La question centrale est de savoir pourquoi est-ce que les pays du nord, dits démocratiques, encouragent-ils des dictatures ailleurs ? Cette idée universelle dont on nous parle constamment, est-elle fictive ? L’évidence prête à croire que l’applicabilité du pouvoir au peuple est sélective. Comme il a été prouvé à maintes reprises, l’intérêt de certains pays occidentaux est de garder les pays africains dans un statu quo qui leur permette de sauvegarder leurs intérêts mercantiles et d’en bénéficier âprement. Et malheureusement, ils ont trouvé dans certains leaders africains des partenaires sans failles.

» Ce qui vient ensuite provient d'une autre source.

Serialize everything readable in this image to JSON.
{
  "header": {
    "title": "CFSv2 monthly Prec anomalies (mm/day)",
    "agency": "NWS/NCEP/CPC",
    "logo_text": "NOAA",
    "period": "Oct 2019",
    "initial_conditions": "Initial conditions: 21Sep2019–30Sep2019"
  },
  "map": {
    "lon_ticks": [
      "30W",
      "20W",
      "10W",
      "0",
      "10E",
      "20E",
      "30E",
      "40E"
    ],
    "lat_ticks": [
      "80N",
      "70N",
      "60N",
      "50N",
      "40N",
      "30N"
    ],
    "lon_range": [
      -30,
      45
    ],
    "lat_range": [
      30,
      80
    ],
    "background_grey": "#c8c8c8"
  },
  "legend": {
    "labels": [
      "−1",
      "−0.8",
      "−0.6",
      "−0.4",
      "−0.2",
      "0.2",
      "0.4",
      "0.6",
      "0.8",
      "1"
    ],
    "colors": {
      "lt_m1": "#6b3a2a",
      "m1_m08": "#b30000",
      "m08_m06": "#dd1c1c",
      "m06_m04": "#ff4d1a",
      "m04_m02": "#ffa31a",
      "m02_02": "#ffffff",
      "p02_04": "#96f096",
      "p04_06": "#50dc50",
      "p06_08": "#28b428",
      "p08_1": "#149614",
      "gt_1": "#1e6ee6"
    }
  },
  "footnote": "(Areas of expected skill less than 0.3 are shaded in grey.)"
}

Pour conclure sur cette idée, il faut que les africains eux-mêmes définissent ce concept de pouvoir au peuple, et qu’ils l’appliquent selon les réalités constitutionnelles de leurs pays respectifs. Pour ce faire, ils doivent résister des pressions exogènes intenses et ne pas céder à ces tentations qui les mènent à vouloir rester éternellement au pouvoir.  Quand un leader a été démocratiquement élu, il n’a aucune raison de craindre la voix du peuple. Celle-ci le contraindra à céder le pouvoir si le bilan est mauvais, ou bien elle le reconduira dans ses fonctions. Il est grand temps que les africains s’unissent sur ce point, et qu’ils fassent front commun contre ces pratiques qui avilissent l’Afrique depuis bien des années.